Та же Амшинская отмечает, что все портреты, написанные Серебряковой в 10-е и 20-е годы, отмечены рафинированностью, следами стилизации, интимностью и налетом тихой задумчивости, что «“необходимым составляющим портретов Серебряковой” являлось душевное созвучие художницы с моделью». Последнего, по мнению искусствоведки, Серебряковой труднее станет добиваться позднее, в неродной Франции. Не спеша согласиться с искусствоведкой, можно напомнить, что еще и в Петрограде контакт с «чужим человеком», ей позирующим, давался художнице нелегко. Впрочем, ведь и в России и за рубежом Серебрякова много писала не «чужих», а совсем своих — милых родственниц, милых детей, подруг и даже мужчин, чаще всего людей близких по интересам, по духу, а может, и и «по проблемам» — Сергея Эрнста, Дмитрия Бушена, Константина Сомова… И при этом, с неизбежностью, снова и снова писала «себя саму», автопортреты…

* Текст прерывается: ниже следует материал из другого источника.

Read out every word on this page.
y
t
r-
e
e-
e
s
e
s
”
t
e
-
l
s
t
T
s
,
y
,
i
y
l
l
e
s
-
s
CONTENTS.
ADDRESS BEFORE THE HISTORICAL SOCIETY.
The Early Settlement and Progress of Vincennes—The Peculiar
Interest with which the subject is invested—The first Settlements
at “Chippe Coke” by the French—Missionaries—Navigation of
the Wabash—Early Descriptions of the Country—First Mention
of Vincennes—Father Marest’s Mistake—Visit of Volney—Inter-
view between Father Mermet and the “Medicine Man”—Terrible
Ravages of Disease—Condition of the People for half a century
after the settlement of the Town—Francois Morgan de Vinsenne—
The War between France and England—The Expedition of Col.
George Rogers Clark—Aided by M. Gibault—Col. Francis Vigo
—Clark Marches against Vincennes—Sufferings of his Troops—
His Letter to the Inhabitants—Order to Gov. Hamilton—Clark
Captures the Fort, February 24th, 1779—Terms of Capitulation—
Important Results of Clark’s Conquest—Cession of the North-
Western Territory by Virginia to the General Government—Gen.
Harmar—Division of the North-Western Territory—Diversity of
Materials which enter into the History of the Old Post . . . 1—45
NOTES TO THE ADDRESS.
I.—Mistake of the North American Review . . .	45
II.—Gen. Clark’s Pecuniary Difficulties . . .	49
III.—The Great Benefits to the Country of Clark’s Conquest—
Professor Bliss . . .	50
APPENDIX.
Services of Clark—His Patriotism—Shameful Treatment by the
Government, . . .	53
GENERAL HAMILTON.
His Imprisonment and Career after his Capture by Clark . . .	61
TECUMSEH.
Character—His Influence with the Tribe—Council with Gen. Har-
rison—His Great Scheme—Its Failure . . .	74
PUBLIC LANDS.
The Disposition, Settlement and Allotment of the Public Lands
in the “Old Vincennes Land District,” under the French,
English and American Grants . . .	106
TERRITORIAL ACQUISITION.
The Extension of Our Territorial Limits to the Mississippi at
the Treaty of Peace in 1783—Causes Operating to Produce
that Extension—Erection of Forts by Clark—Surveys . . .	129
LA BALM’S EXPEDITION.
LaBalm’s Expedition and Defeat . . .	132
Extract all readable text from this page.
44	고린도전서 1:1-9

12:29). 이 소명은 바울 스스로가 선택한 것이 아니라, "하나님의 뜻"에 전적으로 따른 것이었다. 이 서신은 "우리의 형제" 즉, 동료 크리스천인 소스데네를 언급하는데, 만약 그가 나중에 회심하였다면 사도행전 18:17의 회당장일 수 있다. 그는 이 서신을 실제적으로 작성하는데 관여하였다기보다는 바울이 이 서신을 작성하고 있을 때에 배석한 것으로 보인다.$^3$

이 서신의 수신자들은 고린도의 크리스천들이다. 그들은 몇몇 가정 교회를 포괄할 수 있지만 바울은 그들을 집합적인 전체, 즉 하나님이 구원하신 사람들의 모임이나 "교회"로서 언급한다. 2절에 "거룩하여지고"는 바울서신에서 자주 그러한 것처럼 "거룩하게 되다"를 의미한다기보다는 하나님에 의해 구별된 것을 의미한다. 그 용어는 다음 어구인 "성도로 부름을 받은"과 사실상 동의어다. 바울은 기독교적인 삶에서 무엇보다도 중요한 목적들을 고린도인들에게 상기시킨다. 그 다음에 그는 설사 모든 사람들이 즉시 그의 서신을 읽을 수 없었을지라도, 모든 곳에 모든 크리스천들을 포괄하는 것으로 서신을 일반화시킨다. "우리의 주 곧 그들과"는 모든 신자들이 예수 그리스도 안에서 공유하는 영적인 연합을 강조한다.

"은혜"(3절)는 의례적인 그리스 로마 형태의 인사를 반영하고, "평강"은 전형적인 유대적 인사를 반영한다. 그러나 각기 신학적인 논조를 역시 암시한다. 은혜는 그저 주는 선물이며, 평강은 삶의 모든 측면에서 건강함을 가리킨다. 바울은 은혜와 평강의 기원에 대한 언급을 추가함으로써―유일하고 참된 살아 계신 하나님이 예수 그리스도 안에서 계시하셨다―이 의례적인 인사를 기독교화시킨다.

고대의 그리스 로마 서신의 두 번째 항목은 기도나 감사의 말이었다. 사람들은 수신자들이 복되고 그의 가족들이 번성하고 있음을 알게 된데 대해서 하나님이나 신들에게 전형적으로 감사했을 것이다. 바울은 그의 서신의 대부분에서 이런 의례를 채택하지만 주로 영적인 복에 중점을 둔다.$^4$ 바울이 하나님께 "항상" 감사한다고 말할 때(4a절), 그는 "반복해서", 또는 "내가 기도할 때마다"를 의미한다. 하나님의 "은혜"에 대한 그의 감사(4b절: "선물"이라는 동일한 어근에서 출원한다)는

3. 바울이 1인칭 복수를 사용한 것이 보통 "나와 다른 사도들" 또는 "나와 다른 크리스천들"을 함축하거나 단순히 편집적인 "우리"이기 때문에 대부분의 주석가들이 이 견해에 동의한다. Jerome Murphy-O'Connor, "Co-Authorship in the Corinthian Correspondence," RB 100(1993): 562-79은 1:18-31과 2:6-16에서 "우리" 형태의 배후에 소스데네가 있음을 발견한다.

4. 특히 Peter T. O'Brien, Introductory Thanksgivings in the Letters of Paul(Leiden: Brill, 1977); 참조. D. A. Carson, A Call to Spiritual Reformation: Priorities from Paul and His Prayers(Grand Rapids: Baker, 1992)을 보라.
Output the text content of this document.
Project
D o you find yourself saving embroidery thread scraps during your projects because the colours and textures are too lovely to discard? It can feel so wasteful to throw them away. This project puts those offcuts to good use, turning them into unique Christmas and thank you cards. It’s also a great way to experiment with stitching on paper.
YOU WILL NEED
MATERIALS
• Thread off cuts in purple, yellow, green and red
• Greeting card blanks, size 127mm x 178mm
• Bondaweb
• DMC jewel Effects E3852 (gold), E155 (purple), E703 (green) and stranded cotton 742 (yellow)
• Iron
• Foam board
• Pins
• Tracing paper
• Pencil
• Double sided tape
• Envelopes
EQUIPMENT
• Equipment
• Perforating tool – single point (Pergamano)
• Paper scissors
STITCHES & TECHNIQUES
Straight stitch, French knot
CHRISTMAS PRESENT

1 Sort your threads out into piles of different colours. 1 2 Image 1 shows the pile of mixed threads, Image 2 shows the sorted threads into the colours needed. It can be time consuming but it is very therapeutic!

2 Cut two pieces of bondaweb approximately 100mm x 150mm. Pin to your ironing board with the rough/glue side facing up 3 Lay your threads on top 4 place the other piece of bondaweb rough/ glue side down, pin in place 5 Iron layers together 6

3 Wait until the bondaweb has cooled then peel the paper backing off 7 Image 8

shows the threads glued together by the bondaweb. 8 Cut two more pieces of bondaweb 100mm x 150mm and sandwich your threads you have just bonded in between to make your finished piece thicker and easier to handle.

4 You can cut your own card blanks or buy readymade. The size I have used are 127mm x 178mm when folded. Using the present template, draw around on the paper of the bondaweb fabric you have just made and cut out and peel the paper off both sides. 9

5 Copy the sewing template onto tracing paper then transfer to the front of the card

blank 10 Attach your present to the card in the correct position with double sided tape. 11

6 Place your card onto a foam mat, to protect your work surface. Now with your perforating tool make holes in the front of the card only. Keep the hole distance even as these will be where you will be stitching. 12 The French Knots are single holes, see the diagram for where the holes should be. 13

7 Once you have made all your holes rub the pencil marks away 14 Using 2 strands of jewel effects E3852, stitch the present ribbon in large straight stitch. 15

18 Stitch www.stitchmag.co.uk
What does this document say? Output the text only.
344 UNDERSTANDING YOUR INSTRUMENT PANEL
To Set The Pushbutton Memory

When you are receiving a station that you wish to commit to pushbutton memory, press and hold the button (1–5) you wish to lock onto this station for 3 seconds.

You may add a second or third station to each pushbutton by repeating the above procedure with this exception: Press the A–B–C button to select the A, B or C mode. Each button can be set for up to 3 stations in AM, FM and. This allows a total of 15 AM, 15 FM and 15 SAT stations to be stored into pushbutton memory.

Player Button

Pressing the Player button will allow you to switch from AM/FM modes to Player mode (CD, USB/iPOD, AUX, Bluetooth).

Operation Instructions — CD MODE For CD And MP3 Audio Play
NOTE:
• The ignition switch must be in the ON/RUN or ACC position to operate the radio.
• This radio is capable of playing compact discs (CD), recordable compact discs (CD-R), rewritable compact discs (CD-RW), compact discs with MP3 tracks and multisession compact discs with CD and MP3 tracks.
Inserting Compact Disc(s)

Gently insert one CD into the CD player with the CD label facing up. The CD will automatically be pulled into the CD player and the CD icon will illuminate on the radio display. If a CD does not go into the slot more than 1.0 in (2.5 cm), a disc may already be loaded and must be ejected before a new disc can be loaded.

Неизбежное сопоставление «балетных» картин Серебряковой и картин Дега можно обнаружить и в монографии В. Круглова, который упомянув о сходстве двух художников, останавливается на их различии: «При близости Дега и Серебряковой, с их влюбленностью в форму, мотив «голубых танцовщиц» дает возможность почувствовать различие двух мастеров. Французского импрессиониста прежде всего волнует красота форм человеческих тел и их пластическое взаимодействие в танце («Голубые танцовщицы», ок. 1899), а русскую художницу из рода Бенуа — сама насыщенная, суггестивная атмосфера театрального спектакля («Голубые балерины», 1922). Серебрякова мастерски извлекает все возможности из любимых масляных красок и пастели. Последняя позволяет ей «разыгрывать» тонкие цветовые гармонии, передавать «сгущенный» воздух театра… В работах маслом она сосредотачивается на пластической красоте совершенных форм юных балерин…»

Переводя этот искусствоведческий пассаж на язык родных осин, можно попросту повторить, что Зинаиду больше интересуют сами юные красавицы-балерины, чем балетные спектакли, чем сцена, зал, декорации, музыка.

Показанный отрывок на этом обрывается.